COBRA imposes different notice requirements on
participants and beneficiaries, depending on
the particular qualifying event that triggers
COBRA rights. COBRA also allows for longer
periods of extended coverage in some cases,
such as disability or divorce, than others,
such as termination of employment or a
reduction in hours.
COBRA does not apply, on the other hand, if
employees lose their benefits coverage because
the employer has terminated the plan
altogether.
COBRA does not, unlike other federal statutes such as the Family and Medical Leave Act (FMLA), require the employer to pay for the cost of providing continuation coverage; instead it allows employees and their dependents to maintain coverage at their own expense by paying the full cost of the premium the employer previously paid, plus up to a 2% administrative charge (150% for the disability extension). Employees and dependents can also opt for a lesser form of coverage, e.g., to choose continuation coverage under a plan that only covers the employee, but not his or her dependents, or that only provides medical and hospitalization coverage and does not pay for dental work, if those options are available to covered employees. Employees and dependents lose coverage if they fail to make timely payments of these premiums. Employers are required to inform employees and dependents upon loss of coverage, in writing, by at least fifteen days before the coverage ceases.1
1 http://en.wikipedia.org/wiki/Consolidated_Omnibus_Budget_Reconciliation_Act_of_1985
Example 3: Worker’s Compensation
With worker’s compensation, the duration of insurance works differently. Whoever insures the worker at the time of injury is responsible for coverage for the duration of treatment. In some cases, the duration of treatment is a lifetime.

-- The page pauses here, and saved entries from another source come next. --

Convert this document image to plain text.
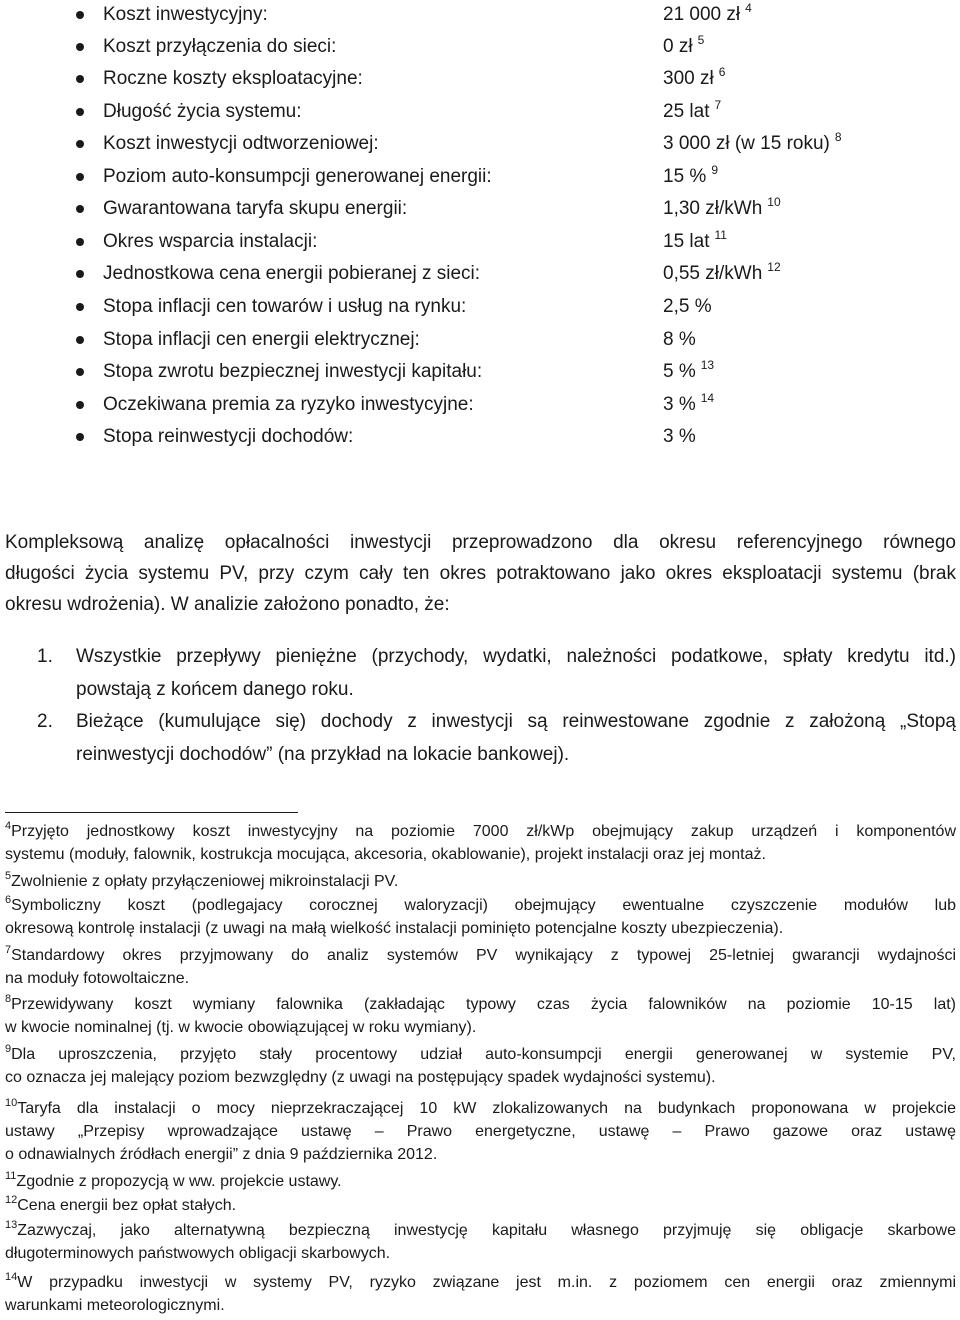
Koszt inwestycyjny:	21 000 zł $^4$
Koszt przyłączenia do sieci:	0 zł $^5$
Roczne koszty eksploatacyjne:	300 zł $^6$
Długość życia systemu:	25 lat $^7$
Koszt inwestycji odtworzeniowej:	3 000 zł (w 15 roku) $^8$
Poziom auto-konsumpcji generowanej energii:	15 % $^9$
Gwarantowana taryfa skupu energii:	1,30 zł/kWh $^{10}$
Okres wsparcia instalacji:	15 lat $^{11}$
Jednostkowa cena energii pobieranej z sieci:	0,55 zł/kWh $^{12}$
Stopa inflacji cen towarów i usług na rynku:	2,5 %
Stopa inflacji cen energii elektrycznej:	8 %
Stopa zwrotu bezpiecznej inwestycji kapitału:	5 % $^{13}$
Oczekiwana premia za ryzyko inwestycyjne:	3 % $^{14}$
Stopa reinwestycji dochodów:	3 %

Kompleksową analizę opłacalności inwestycji przeprowadzono dla okresu referencyjnego równego
długości życia systemu PV, przy czym cały ten okres potraktowano jako okres eksploatacji systemu (brak
okresu wdrożenia). W analizie założono ponadto, że:

1. Wszystkie przepływy pieniężne (przychody, wydatki, należności podatkowe, spłaty kredytu itd.)
powstają z końcem danego roku.
2. Bieżące (kumulujące się) dochody z inwestycji są reinwestowane zgodnie z założoną „Stopą
reinwestycji dochodów” (na przykład na lokacie bankowej).
$^4$Przyjęto jednostkowy koszt inwestycyjny na poziomie 7000 zł/kWp obejmujący zakup urządzeń i komponentów
systemu (moduły, falownik, kostrukcja mocująca, akcesoria, okablowanie), projekt instalacji oraz jej montaż.
$^5$Zwolnienie z opłaty przyłączeniowej mikroinstalacji PV.
$^6$Symboliczny koszt (podlegajacy corocznej waloryzacji) obejmujący ewentualne czyszczenie modułów lub
okresową kontrolę instalacji (z uwagi na małą wielkość instalacji pominięto potencjalne koszty ubezpieczenia).
$^7$Standardowy okres przyjmowany do analiz systemów PV wynikający z typowej 25-letniej gwarancji wydajności
na moduły fotowoltaiczne.
$^8$Przewidywany koszt wymiany falownika (zakładając typowy czas życia falowników na poziomie 10-15 lat)
w kwocie nominalnej (tj. w kwocie obowiązującej w roku wymiany).
$^9$Dla uproszczenia, przyjęto stały procentowy udział auto-konsumpcji energii generowanej w systemie PV,
co oznacza jej malejący poziom bezwzględny (z uwagi na postępujący spadek wydajności systemu).
$^{10}$Taryfa dla instalacji o mocy nieprzekraczającej 10 kW zlokalizowanych na budynkach proponowana w projekcie
ustawy „Przepisy wprowadzające ustawę – Prawo energetyczne, ustawę – Prawo gazowe oraz ustawę
o odnawialnych źródłach energii” z dnia 9 października 2012.
$^{11}$Zgodnie z propozycją w ww. projekcie ustawy.
$^{12}$Cena energii bez opłat stałych.
$^{13}$Zazwyczaj, jako alternatywną bezpieczną inwestycję kapitału własnego przyjmuję się obligacje skarbowe
długoterminowych państwowych obligacji skarbowych.
$^{14}$W przypadku inwestycji w systemy PV, ryzyko związane jest m.in. z poziomem cen energii oraz zmiennymi
warunkami meteorologicznymi.
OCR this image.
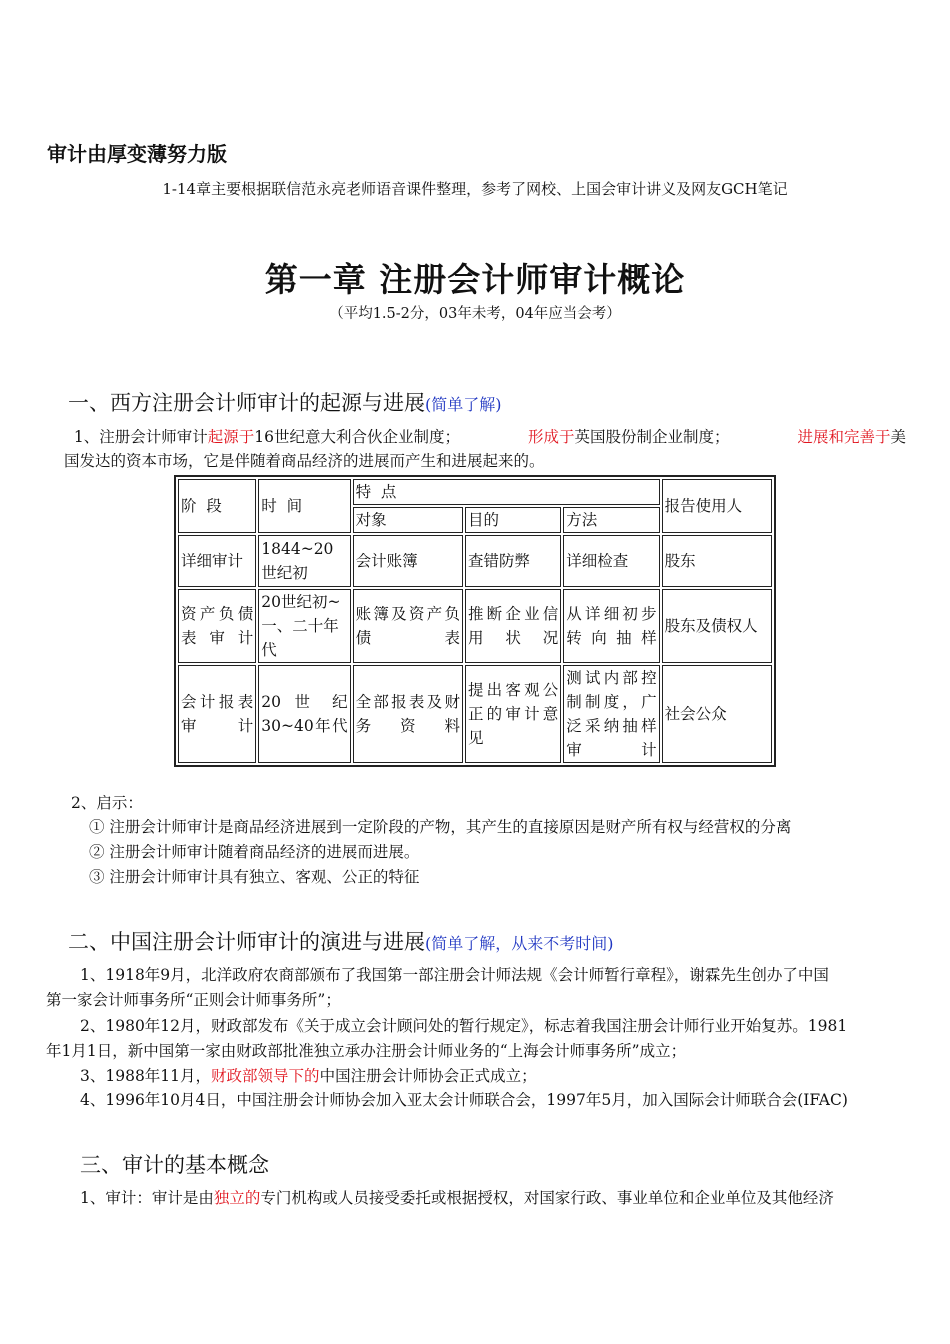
审计由厚变薄努力版
1-14章主要根据联信范永亮老师语音课件整理，参考了网校、上国会审计讲义及网友GCH笔记
第一章 注册会计师审计概论
（平均1.5-2分，03年未考，04年应当会考）
一、西方注册会计师审计的起源与进展(简单了解)
1、注册会计师审计起源于16世纪意大利合伙企业制度；	形成于英国股份制企业制度；	进展和完善于美
国发达的资本市场，它是伴随着商品经济的进展而产生和进展起来的。
阶  段	时  间	特  点			报告使用人
		对象	目的	方法	
详细审计	1844~20 世纪初	会计账簿	查错防弊	详细检查	股东
资产负债表审计	20世纪初~一、二十年代	账簿及资产负债表	推断企业信用状况	从详细初步转向抽样	股东及债权人
会计报表审计	20 世 纪30~40年代	全部报表及财务资料	提出客观公正的审计意见	测试内部控制制度，广泛采纳抽样审计	社会公众
2、启示：
① 注册会计师审计是商品经济进展到一定阶段的产物，其产生的直接原因是财产所有权与经营权的分离
② 注册会计师审计随着商品经济的进展而进展。
③ 注册会计师审计具有独立、客观、公正的特征
二、中国注册会计师审计的演进与进展(简单了解，从来不考时间)
1、1918年9月，北洋政府农商部颁布了我国第一部注册会计师法规《会计师暂行章程》，谢霖先生创办了中国
第一家会计师事务所“正则会计师事务所”；
2、1980年12月，财政部发布《关于成立会计顾问处的暂行规定》，标志着我国注册会计师行业开始复苏。1981
年1月1日，新中国第一家由财政部批准独立承办注册会计师业务的“上海会计师事务所”成立；
3、1988年11月，财政部领导下的中国注册会计师协会正式成立；
4、1996年10月4日，中国注册会计师协会加入亚太会计师联合会，1997年5月，加入国际会计师联合会(IFAC)
三、审计的基本概念
1、审计：审计是由独立的专门机构或人员接受委托或根据授权，对国家行政、事业单位和企业单位及其他经济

Assumptions & Common Business Model
It benefits insurance companies to keep insurance contracts within a calendar year, because it’s difficult and risky to project risk beyond 12 months.
Tie to Specific Leverage Point
- Visible gaps in coverage
- Traditional insurance plans offer little
portability and do not typically carry over
from year to year.
- Traditional models of insurance contract tenor need to be redesigned to accommodate an increasingly mobile workforce and demands for insurance to behave more like a savings mechanism.